Sorry to rain on the parade a bit, it's entirely possible that there are lots of errors in the above and I encourage people to please pick through it. In fact I did this very quickly and sloppily and normally wouldn't share something at this stage were it not for the timely urgency of this. I do think that the original ols models ran on this site look nice (decent R-squares, even adjusted) but are a little too kitchen-sinky for the number of observations we have, and that a lot of variation may be due to heteroskedasticity (e.g. difference variances in districts with Diebold versus handcounting or something along those lines) or other issues that we need robustness to control for.

Anyway, hope this helps...

Dealie said...

Just a brief followup on heteroskedasticity - I ran these quick commands:

> var(Clinton,na.rm=T)
[1] 0.006180386
> var(Clinton[hand==1],na.rm=T)
[1] 0.006538795
> var(Clinton[hand==0],na.rm=T)
[1] 0.003943916
>

Basically, this shows that there is more variance in the Clinton vote in districts with hand-counting than in Diebold districts. The same is true of Obama:

> var(Obama,na.rm=T)
[1] 0.006988419
> var(Obama[hand==1],na.rm=T)
[1] 0.008372794
> var(Obama[hand==0],na.rm=T)
[1] 0.004406466
>

And I'm not going to run it now but I imagine this is just generally the case. This is likely a reflection of the fact that hand districts are smaller and thus a few voters swinging one way or the other results in a large variability in terms of the proportions received by the candidates. Anyway, this is heteroskedasticity, and this is what the robust linear model controls for.

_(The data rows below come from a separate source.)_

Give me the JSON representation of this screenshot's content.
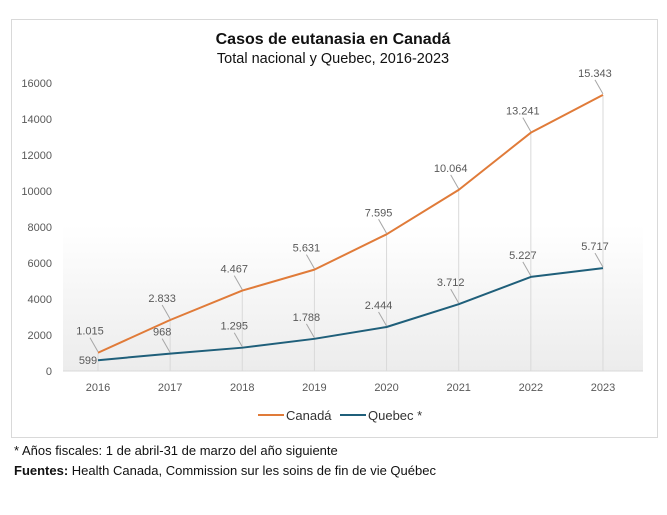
{
  "chart_data": {
    "type": "line",
    "title": "Casos de eutanasia en Canadá",
    "subtitle": "Total nacional y Quebec, 2016-2023",
    "categories": [
      "2016",
      "2017",
      "2018",
      "2019",
      "2020",
      "2021",
      "2022",
      "2023"
    ],
    "series": [
      {
        "name": "Canadá",
        "color": "#E07B39",
        "values": [
          1015,
          2833,
          4467,
          5631,
          7595,
          10064,
          13241,
          15343
        ],
        "labels": [
          "1.015",
          "2.833",
          "4.467",
          "5.631",
          "7.595",
          "10.064",
          "13.241",
          "15.343"
        ]
      },
      {
        "name": "Quebec *",
        "color": "#1F5F7A",
        "values": [
          599,
          968,
          1295,
          1788,
          2444,
          3712,
          5227,
          5717
        ],
        "labels": [
          "599",
          "968",
          "1.295",
          "1.788",
          "2.444",
          "3.712",
          "5.227",
          "5.717"
        ]
      }
    ],
    "ylim": [
      0,
      16000
    ],
    "yticks": [
      "0",
      "2000",
      "4000",
      "6000",
      "8000",
      "10000",
      "12000",
      "14000",
      "16000"
    ],
    "grid": false,
    "legend": "bottom"
  },
  "notes": {
    "footnote": "* Años fiscales: 1 de abril-31 de marzo del año siguiente",
    "sources_label": "Fuentes:",
    "sources_text": " Health Canada, Commission sur les soins de fin de vie Québec"
  }
}
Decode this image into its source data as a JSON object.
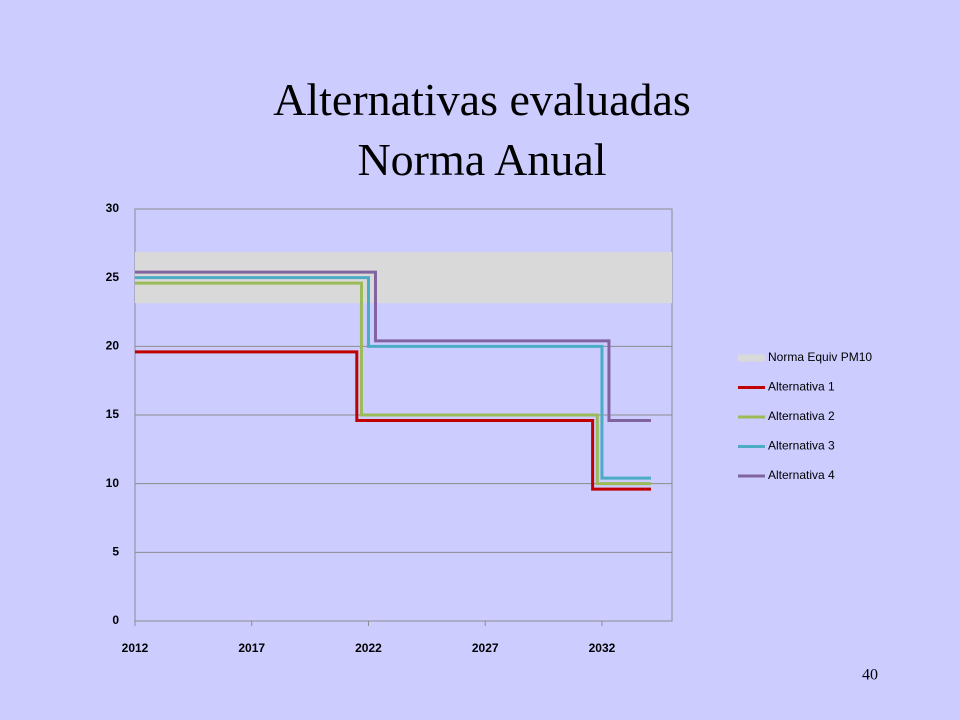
{
  "chart_data": {
    "type": "line",
    "title": "Alternativas evaluadas",
    "subtitle": "Norma Anual",
    "xlim": [
      2012,
      2035
    ],
    "xticks": [
      2012,
      2017,
      2022,
      2027,
      2032
    ],
    "ylim": [
      0,
      30
    ],
    "yticks": [
      0,
      5,
      10,
      15,
      20,
      25,
      30
    ],
    "grid": true,
    "legend": "right",
    "series": [
      {
        "name": "Norma  Equiv PM10",
        "color": "#d9d9d9",
        "band": true,
        "x": [
          2012,
          2035
        ],
        "values": [
          25,
          25
        ]
      },
      {
        "name": "Alternativa 1",
        "color": "#c00000",
        "x": [
          2012,
          2021.5,
          2021.5,
          2031.6,
          2031.6,
          2034.1
        ],
        "values": [
          19.6,
          19.6,
          14.6,
          14.6,
          9.6,
          9.6
        ]
      },
      {
        "name": "Alternativa 2",
        "color": "#9bbb59",
        "x": [
          2012,
          2021.7,
          2021.7,
          2031.8,
          2031.8,
          2034.1
        ],
        "values": [
          24.6,
          24.6,
          15,
          15,
          10,
          10
        ]
      },
      {
        "name": "Alternativa 3",
        "color": "#4bacc6",
        "x": [
          2012,
          2022,
          2022,
          2032,
          2032,
          2034.1
        ],
        "values": [
          25,
          25,
          20,
          20,
          10.4,
          10.4
        ]
      },
      {
        "name": "Alternativa 4",
        "color": "#8064a2",
        "x": [
          2012,
          2022.3,
          2022.3,
          2032.3,
          2032.3,
          2034.1
        ],
        "values": [
          25.4,
          25.4,
          20.4,
          20.4,
          14.6,
          14.6
        ]
      }
    ]
  },
  "slide_number": 40
}
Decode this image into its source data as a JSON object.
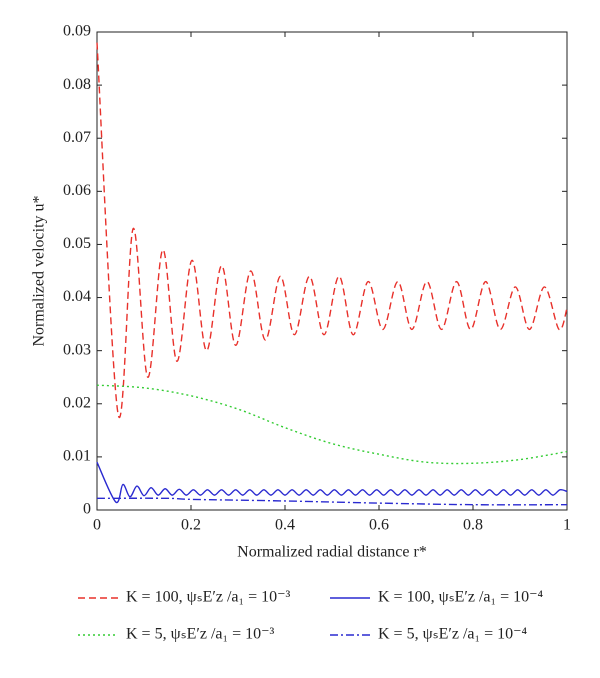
{
  "chart_data": {
    "type": "line",
    "xlabel": "Normalized radial distance r*",
    "ylabel": "Normalized velocity u*",
    "xlim": [
      0,
      1
    ],
    "xticks": [
      0,
      0.2,
      0.4,
      0.6,
      0.8,
      1
    ],
    "ylim": [
      0,
      0.09
    ],
    "yticks": [
      0,
      0.01,
      0.02,
      0.03,
      0.04,
      0.05,
      0.06,
      0.07,
      0.08,
      0.09
    ],
    "series": [
      {
        "name": "K = 100, ψₛE′z /a₁ = 10⁻³",
        "color": "#e8302a",
        "dash": "7,4",
        "x": [
          0,
          0.045,
          0.077,
          0.108,
          0.14,
          0.17,
          0.202,
          0.233,
          0.265,
          0.295,
          0.327,
          0.358,
          0.39,
          0.42,
          0.452,
          0.483,
          0.515,
          0.545,
          0.577,
          0.608,
          0.64,
          0.67,
          0.702,
          0.733,
          0.765,
          0.795,
          0.827,
          0.858,
          0.89,
          0.92,
          0.952,
          0.983,
          1
        ],
        "values": [
          0.088,
          0.018,
          0.053,
          0.025,
          0.049,
          0.028,
          0.047,
          0.03,
          0.046,
          0.031,
          0.045,
          0.032,
          0.044,
          0.033,
          0.044,
          0.033,
          0.044,
          0.033,
          0.043,
          0.034,
          0.043,
          0.034,
          0.043,
          0.034,
          0.043,
          0.034,
          0.043,
          0.034,
          0.042,
          0.034,
          0.042,
          0.034,
          0.038
        ]
      },
      {
        "name": "K = 100, ψₛE′z /a₁ = 10⁻⁴",
        "color": "#2a2ad0",
        "dash": "",
        "x": [
          0,
          0.04,
          0.055,
          0.07,
          0.085,
          0.1,
          0.115,
          0.13,
          0.145,
          0.16,
          0.175,
          0.19,
          0.205,
          0.22,
          0.235,
          0.25,
          0.265,
          0.28,
          0.295,
          0.31,
          0.325,
          0.34,
          0.355,
          0.37,
          0.385,
          0.4,
          0.415,
          0.43,
          0.445,
          0.46,
          0.475,
          0.49,
          0.505,
          0.52,
          0.535,
          0.55,
          0.565,
          0.58,
          0.595,
          0.61,
          0.625,
          0.64,
          0.655,
          0.67,
          0.685,
          0.7,
          0.715,
          0.73,
          0.745,
          0.76,
          0.775,
          0.79,
          0.805,
          0.82,
          0.835,
          0.85,
          0.865,
          0.88,
          0.895,
          0.91,
          0.925,
          0.94,
          0.955,
          0.97,
          0.985,
          1
        ],
        "values": [
          0.009,
          0.0015,
          0.0048,
          0.0025,
          0.0045,
          0.0027,
          0.0042,
          0.0028,
          0.004,
          0.0028,
          0.0039,
          0.0028,
          0.0038,
          0.0028,
          0.0038,
          0.0028,
          0.0038,
          0.0028,
          0.0038,
          0.0028,
          0.0038,
          0.0028,
          0.0038,
          0.0028,
          0.0038,
          0.0028,
          0.0038,
          0.0028,
          0.0038,
          0.0028,
          0.0038,
          0.0028,
          0.0038,
          0.0028,
          0.0038,
          0.0028,
          0.0038,
          0.0028,
          0.0038,
          0.0028,
          0.0038,
          0.0028,
          0.0038,
          0.0028,
          0.0038,
          0.0028,
          0.0038,
          0.0028,
          0.0038,
          0.0028,
          0.0038,
          0.0028,
          0.0038,
          0.0028,
          0.0038,
          0.0028,
          0.0038,
          0.0028,
          0.0038,
          0.0028,
          0.0038,
          0.0028,
          0.0038,
          0.0028,
          0.0038,
          0.0035
        ]
      },
      {
        "name": "K = 5, ψₛE′z /a₁ = 10⁻³",
        "color": "#33cc33",
        "dash": "2,3",
        "x": [
          0,
          0.1,
          0.2,
          0.3,
          0.4,
          0.5,
          0.6,
          0.7,
          0.8,
          0.9,
          1
        ],
        "values": [
          0.0235,
          0.023,
          0.0215,
          0.019,
          0.0155,
          0.0125,
          0.0105,
          0.009,
          0.0088,
          0.0095,
          0.011
        ]
      },
      {
        "name": "K = 5, ψₛE′z /a₁ = 10⁻⁴",
        "color": "#2a2ad0",
        "dash": "8,3,2,3",
        "x": [
          0,
          0.15,
          0.2,
          0.4,
          0.6,
          0.8,
          1
        ],
        "values": [
          0.0022,
          0.0022,
          0.002,
          0.0017,
          0.0013,
          0.001,
          0.001
        ]
      }
    ]
  }
}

I'll leave it at that for now and let someone more enlightened fix my errors and complete my work, as I need to sleep and get my own work done...

semmelweis said...

You are obviously, unlike me, well-versed in statistics. However before looking at advanced statistical explanations we should check if there is an obvious hidden variable that could explain the discrepancy. It seems that Diebold machines are geographically clustered, however I couldn't find a list of NH towns that has geographic data (say, latitude/longitude coordinates for each town) and that matches the election data.